Someone who enjoys or encourages the bad behavior by permitting it to be done in front of them is part of the problem.   Hence Dr. V. correcting Teresa.  This is where she needs to learn her part in the behavior.  Melissa & Joe are wrong also - but in wanting Teresa to own her part they are not.  They cannot heal if Teresa does not own her part.

kellyspeaksinfo
kellyspeaksinfo

 @piperbeau  @hannah79 Melissa would have NEVER let him go..  She even said it in her interview that she did not want Teresa and Joey together because she doesn't trust either of them....

tamarazoo
tamarazoo

 @DANNYE  @mpviolinI think teresa and her hubby are just fine.  She doesn't want that kind of love from her brother.. She wants family.
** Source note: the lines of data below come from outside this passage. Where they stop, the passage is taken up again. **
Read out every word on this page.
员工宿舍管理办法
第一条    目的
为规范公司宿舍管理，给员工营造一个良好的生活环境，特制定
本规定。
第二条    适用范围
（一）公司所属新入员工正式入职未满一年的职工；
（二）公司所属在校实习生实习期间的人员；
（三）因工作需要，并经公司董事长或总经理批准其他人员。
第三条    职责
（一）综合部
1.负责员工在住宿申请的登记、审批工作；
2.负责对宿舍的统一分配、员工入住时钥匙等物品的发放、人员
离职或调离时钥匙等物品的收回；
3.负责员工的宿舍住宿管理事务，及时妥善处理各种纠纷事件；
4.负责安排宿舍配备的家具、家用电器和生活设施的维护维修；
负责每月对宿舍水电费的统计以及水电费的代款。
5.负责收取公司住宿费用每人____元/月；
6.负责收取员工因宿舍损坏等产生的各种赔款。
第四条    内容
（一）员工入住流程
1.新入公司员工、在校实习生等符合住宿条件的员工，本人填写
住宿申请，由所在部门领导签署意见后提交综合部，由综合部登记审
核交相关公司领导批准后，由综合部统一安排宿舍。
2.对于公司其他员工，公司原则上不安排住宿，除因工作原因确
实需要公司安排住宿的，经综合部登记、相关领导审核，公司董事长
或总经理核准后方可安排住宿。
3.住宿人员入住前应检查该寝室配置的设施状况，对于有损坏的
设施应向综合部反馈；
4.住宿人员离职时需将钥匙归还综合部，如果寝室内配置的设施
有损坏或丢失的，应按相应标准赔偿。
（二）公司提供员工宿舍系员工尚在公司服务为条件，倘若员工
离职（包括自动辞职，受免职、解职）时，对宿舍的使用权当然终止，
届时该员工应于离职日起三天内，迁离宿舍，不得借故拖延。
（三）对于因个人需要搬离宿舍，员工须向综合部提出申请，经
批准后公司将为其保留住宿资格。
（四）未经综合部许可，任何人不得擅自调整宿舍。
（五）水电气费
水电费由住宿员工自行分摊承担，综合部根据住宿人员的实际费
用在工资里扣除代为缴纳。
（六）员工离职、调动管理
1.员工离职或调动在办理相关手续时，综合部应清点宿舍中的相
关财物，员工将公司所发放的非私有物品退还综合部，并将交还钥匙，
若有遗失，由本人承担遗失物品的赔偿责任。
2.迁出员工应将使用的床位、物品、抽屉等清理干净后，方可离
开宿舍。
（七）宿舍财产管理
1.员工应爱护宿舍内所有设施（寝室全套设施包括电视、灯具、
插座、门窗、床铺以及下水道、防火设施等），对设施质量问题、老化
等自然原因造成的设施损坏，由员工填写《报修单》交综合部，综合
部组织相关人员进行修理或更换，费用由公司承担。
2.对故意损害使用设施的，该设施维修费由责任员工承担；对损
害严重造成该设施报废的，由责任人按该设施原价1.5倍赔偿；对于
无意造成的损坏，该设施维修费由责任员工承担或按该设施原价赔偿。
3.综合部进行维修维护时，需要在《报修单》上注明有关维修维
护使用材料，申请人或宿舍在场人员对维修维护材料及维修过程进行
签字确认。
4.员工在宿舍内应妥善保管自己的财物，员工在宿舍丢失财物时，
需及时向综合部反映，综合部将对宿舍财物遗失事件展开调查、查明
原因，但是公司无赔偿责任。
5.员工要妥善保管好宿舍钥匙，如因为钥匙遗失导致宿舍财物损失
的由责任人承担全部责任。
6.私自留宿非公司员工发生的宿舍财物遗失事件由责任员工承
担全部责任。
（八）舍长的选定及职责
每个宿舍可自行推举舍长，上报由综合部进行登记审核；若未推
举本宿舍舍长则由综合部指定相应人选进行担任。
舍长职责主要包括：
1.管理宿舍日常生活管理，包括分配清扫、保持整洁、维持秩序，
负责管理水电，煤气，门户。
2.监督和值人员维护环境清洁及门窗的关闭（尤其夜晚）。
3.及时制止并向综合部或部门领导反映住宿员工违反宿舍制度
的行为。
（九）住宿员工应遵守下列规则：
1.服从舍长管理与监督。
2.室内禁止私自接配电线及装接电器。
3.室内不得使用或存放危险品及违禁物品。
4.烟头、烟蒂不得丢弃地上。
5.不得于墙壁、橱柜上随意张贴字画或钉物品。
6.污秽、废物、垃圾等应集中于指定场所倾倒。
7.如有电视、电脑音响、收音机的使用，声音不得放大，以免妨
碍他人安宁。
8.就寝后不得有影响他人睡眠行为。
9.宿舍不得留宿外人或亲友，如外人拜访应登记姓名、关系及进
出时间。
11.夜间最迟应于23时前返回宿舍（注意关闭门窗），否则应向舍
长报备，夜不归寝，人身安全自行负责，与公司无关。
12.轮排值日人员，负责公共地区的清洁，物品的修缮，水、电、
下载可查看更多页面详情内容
When Dr V said she and her brother need some time together, she said no,  they are grown up now and have families of thier own.. She wants the FAMILIES (including melissa) to be close.  THATS what she is upset about.. and I've seen this all along.

mmcc123
mmcc123

 @DANNYE  I totally agree with you 100%. Every family has their problems, unfortunately Joe and Teresa's have played out in tabloids and on a television show.  I was never a fan of hers, but I see her in a new light now.

rustyrusty123
rustyrusty123

 @threesistersx3  @rustyrusty123 OHHHHHHHHHHHH so even if we didnt here it come out of Teresea's mouth.  We are to asume her guilty ?  OH and Only Teresea would not own up to what she did.  Of course the endless bashing and insulting comments from the Gorga's should go un noticed.  They are above everyone and do not have to own up to anything.  They wanted her to apologize for somthing she denies doing.   Well as far as sitting back and letting people talk about Melissa.  PLEASEEEEEEEEEEEE thats all Melissa does.  It is not up to T to defend Melissa in any other way but to walk away.  And that is what she did.  Dr. V new nothing of what has been going on in the show.  All she knows is what Melissa was saying...Rumors with no proof.  Teresa did not want to get into a screaming match.  So she said NOTHING about what they had been doing and saying about her.  Or why when she herd Melissa say she was only interested in little JOe for his house.  T said nothing to defend her self.  Because she didnt care about having a fighting match trying to defend her self.  ON THE OTHER Hand Melissa couldnt shut the hell up still trying to get a rise out of little Joe.  Weather you like it or not.  Its not up to T to take everyone on that wants to have her ear about Melissa.  I didnt see Melissa confronting her friend to find out what happen.  NOPE she just let it slide.   PLEASEEEEEEEEEEEEEEEEEEEEEE who you  kidding  Melissa and her best friend set up T as plain as day.  Thats why you will never see her confront her friend.  You obviously dont watch the same show.  

mmcc123
mmcc123

 @kellyspeaksinfo  @piperbeau  @hannah79 I really think Melissa needs counselling for her own issues, she clearly has many. I think her daddy issues come back around to her relationship with her husband and are an enormous part of the problem between her and Teresa and the problem with Joe. Melissa comes from a home where her mother was a doormat and her father was a deadbeat cheater who left for days on end and came back when he felt like it, he also died when she was very young. She probably has major abandonment issues, and as a result she's got a vice grip on her husband, and let's face it, he's a softy and probably does in fact have a good heart which is why he allows it. Melissa seems to have had a very different upbringing than her husband and Teresa's, they grew up in a happy, loving home where everyone was close-knit and got along, and Melissa comes from a broken home. She has no idea how a close family really should be, and I think jealously a big problem for her. Maybe her daddy issues cause her to be jealous of her husband being close to ANY women, even if it's his own sister. She had no problem with Caroline being involved and giving her two cents, or going to her house in Hoboken and talking smack about Teresa, but as soon as Caroline asked Joe to meet up alone, she was saying in her interview that Caroline needed to stay out of it and mind her own business. She's the problem.

suzyq1234
suzyq1234

@kellyspeaksinfo That caught my attention too.